There are always improvements to be made, but just ensure the Emergency Operations Plan has been updated to reflect the updated TJC chapter. “If the reason that one has to have an emergency management program is to have a framework for responding to an emergency, the proof is in a pudding that we’ve been eating for almost three years,” said MacArthur.

  • Water management: “They’ll start to dig a little deeper into water management programs; at this point, folks should be at the point where they’ve started testing and monitoring based on what is prescribed by their water management plan, so there should be some data to support whether or not the risks associated with waterborne pathogens are being appropriately managed,” said MacArthur.

“At that point, the important consideration is to make sure that any out-of-range values have some sort of action—treatment and re-test, something like that.”

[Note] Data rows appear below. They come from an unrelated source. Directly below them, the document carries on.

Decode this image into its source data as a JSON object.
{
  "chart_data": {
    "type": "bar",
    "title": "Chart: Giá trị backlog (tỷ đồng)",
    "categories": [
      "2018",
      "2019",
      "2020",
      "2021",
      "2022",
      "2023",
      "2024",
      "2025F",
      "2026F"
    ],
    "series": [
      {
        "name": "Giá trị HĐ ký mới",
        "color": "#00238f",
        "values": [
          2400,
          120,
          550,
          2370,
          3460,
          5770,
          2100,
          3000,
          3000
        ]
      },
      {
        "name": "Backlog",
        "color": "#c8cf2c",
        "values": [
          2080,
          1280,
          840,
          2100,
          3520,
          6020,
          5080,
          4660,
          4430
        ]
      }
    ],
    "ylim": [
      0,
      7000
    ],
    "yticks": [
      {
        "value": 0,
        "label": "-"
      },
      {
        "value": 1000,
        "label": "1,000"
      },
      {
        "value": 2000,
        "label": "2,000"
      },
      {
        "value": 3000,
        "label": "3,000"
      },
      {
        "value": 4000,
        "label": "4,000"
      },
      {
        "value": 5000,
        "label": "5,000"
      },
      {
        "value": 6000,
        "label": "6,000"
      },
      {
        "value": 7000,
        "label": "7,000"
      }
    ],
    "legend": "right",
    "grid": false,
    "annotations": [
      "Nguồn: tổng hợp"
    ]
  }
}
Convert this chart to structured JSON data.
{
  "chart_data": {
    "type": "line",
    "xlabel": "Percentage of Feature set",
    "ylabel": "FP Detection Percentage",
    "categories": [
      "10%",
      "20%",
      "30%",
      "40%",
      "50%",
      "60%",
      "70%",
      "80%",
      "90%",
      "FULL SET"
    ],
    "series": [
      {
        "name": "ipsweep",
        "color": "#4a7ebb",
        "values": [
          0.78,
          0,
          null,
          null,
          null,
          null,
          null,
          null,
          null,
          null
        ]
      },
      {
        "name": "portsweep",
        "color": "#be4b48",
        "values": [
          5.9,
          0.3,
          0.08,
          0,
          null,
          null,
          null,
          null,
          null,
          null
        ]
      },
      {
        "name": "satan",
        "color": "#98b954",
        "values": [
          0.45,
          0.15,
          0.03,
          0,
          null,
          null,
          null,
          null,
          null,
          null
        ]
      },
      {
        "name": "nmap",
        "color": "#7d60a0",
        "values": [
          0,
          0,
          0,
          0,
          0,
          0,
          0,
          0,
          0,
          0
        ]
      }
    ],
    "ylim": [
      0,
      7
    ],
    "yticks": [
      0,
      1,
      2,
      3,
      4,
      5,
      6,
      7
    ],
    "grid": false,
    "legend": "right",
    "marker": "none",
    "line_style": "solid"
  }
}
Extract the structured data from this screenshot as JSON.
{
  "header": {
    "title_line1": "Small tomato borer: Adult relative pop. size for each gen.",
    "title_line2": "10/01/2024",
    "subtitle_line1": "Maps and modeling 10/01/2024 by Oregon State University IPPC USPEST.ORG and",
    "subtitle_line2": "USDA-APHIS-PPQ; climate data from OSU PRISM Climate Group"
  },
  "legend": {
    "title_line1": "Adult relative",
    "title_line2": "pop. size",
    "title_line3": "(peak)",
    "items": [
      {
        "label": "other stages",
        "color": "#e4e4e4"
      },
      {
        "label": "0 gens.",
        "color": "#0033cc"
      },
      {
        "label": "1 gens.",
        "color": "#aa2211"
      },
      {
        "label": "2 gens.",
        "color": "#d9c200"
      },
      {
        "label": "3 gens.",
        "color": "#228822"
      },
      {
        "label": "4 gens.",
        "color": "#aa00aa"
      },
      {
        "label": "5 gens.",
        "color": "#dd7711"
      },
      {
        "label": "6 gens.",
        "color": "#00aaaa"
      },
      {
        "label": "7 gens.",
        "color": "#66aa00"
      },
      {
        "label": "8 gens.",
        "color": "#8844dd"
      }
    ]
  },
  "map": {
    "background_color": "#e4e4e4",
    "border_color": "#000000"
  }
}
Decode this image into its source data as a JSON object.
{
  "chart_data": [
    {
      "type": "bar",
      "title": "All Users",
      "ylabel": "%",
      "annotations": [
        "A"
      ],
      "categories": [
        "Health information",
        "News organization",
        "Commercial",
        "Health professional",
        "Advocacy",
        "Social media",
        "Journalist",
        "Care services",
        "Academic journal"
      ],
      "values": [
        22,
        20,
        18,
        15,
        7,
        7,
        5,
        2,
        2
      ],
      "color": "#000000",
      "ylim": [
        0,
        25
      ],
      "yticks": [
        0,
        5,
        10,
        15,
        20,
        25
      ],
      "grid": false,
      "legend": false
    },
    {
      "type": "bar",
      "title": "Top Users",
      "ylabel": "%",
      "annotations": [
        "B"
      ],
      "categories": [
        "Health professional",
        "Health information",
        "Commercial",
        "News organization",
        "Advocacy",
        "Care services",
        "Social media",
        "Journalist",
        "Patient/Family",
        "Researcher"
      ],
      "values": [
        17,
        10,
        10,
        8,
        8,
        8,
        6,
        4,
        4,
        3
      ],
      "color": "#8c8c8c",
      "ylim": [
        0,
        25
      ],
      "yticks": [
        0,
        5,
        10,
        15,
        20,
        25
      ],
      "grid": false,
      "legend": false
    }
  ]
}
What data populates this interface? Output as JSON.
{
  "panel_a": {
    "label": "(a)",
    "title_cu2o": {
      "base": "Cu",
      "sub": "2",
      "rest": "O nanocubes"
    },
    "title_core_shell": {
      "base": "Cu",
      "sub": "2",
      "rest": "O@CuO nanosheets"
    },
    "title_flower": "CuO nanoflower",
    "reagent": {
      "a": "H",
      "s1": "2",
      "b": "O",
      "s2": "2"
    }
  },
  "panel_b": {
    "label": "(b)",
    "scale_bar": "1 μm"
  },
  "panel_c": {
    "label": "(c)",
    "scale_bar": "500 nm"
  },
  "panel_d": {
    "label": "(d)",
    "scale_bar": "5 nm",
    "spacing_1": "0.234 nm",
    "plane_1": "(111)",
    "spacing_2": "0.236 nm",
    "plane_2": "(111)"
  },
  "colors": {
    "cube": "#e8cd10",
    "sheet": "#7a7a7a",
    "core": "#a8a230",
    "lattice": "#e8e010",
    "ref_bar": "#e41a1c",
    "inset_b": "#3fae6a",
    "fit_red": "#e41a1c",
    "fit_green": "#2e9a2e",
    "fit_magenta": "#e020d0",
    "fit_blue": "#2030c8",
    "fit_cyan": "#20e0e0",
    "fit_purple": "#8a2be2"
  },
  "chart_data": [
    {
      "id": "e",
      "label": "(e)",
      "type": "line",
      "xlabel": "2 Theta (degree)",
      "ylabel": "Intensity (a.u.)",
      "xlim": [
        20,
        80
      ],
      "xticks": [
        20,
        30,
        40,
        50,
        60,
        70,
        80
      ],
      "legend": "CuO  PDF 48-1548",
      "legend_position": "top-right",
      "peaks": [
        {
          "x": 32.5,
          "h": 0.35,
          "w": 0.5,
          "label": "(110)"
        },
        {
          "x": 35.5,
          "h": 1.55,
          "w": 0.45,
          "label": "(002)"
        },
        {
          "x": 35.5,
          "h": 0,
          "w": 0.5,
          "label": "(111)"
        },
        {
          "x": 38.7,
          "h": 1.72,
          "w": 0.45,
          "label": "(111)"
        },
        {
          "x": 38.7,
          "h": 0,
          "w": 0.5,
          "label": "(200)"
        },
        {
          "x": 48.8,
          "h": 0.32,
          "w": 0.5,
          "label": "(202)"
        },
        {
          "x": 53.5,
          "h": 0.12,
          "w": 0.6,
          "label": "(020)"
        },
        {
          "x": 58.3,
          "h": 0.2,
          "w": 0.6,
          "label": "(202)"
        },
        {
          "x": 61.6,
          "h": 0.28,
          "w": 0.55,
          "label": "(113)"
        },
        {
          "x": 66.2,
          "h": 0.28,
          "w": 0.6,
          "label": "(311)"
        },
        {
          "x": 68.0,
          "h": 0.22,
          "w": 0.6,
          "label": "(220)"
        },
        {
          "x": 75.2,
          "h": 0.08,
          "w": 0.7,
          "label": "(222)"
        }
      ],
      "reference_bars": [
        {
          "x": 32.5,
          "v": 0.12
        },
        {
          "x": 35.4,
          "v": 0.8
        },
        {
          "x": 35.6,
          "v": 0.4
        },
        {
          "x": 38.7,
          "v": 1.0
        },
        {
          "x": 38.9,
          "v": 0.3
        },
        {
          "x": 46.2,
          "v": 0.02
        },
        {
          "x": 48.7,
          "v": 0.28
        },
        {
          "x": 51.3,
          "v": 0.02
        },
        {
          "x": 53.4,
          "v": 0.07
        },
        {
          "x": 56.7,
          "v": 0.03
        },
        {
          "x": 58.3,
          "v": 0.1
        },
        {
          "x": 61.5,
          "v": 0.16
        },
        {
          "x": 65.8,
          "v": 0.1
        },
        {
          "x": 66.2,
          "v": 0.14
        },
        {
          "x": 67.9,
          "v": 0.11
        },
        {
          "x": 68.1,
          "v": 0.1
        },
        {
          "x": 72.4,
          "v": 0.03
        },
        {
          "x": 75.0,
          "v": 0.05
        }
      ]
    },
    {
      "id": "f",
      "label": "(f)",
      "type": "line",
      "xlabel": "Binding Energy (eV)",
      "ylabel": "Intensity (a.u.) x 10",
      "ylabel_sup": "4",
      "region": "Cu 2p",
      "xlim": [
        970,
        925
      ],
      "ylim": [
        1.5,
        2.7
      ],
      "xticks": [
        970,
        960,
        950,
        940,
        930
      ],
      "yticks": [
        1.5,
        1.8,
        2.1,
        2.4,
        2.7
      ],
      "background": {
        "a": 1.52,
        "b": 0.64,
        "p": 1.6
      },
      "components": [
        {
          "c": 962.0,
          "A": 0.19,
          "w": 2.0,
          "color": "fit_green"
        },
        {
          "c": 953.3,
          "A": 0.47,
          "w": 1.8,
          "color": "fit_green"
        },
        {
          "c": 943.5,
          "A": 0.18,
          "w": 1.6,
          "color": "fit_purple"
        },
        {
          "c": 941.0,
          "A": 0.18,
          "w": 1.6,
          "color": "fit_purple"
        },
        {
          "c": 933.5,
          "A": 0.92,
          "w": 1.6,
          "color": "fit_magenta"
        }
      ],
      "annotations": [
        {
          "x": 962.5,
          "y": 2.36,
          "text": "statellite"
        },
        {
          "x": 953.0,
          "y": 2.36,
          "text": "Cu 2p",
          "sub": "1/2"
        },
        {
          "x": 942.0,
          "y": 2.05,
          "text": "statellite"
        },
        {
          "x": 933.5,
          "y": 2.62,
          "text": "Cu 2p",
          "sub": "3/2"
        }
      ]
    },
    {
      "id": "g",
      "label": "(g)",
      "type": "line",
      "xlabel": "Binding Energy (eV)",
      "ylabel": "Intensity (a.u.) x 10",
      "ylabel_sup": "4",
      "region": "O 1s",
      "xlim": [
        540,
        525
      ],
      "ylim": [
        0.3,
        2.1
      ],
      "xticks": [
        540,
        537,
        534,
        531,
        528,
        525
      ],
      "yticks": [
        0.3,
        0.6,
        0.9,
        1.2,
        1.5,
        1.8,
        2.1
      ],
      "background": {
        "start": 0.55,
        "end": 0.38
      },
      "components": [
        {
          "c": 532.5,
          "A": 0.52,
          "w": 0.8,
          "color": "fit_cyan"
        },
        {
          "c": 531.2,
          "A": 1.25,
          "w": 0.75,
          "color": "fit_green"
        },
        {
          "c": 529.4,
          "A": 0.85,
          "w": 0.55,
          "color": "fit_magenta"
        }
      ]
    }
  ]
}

  • Management of the procedural environment: “Temperature, humidity, air pressure relationships, air exchange rates—these are all fodder for survey scrutiny. These are complicated environments with a lot of moving parts (and people), so it’s important to know which systems can reliably perform,” said MacArthur. Remember that temperature extremes experienced in areas where extremes are uncommon can expose vulnerabilities in systems or equipment. Be aware of which systems might be on the edge due to what’s being expected of them, including equipment vintage and other factors.
  • Infection control: Surveyors will also be looking for anything that ties the physical environment to infection prevention and control. “Depending on the survey team, there’s no reason to think that anyone is leaving their ‘white gloves’ at home,” said MacArthur. “Stained ceiling tiles, damaged surfaces, etc., are all in the mix.”
  • Behavioral health environment: The risk assessments should all be buttoned down, including the expansion of the risk assessment requirement into the outpatient behavioral health settings, MacArthur said. “Make sure staff are educated to the risks they are managing. I am advocating for particular focus on occurrence reporting data, including (and maybe especially) near misses of self-harm/harm to others,” he wrote. “I think this is going to continue to evolve as a focus. I’m hoping they’ll be moving beyond the whole ligature-resistance concept to a more comprehensive assessment of the management of patients. Nothing can get you into deeper trouble faster than issues with the management of behavioral health patients.”
  • Eyewash stations and the use of corrosive chemicals: “A basic understanding on the part of a survey team can spell survey doom if you don’t have a solid understanding of what (and where) elevated chemical risks exist in the organization,” MacArthur wrote. “The FAQ helped pull things back from the edges when it comes to locations where corrosives are stored, but I still see a lot of jugs of bleach in use in areas with minimal if any access to emergency eyewash equipment (and not the little squirty bottles). I think this area has the greatest potential for survey pain,” he said, if for no other reason than it always has been.
  • Business occupancies: Remember that all the above applies to the outpatient settings, with the addition of Life Safety chapter standards and elements of performance for business occupancies. That “means that they can fill the SAFER matrix to the brim with all sorts of findings, but anything that exists in the hospital and exists in the outpatient world will be in the spotlight,” MacArthur said.

Finally, wrote MacArthur, be especially aware of management of contracted activities. “I do see a lot of survey findings relating to deficiencies, etc., identified during contracted activities for which the organization has not closed the loop—the reason that inspection, testing, and maintenance activities occur is to ensure that everything is working correctly, patients are kept safe, etc. If something is not as it should be, the correction clock starts ticking.”

A.J. Plunkett is editor of Inside Accreditation & Quality, an HCPro publication.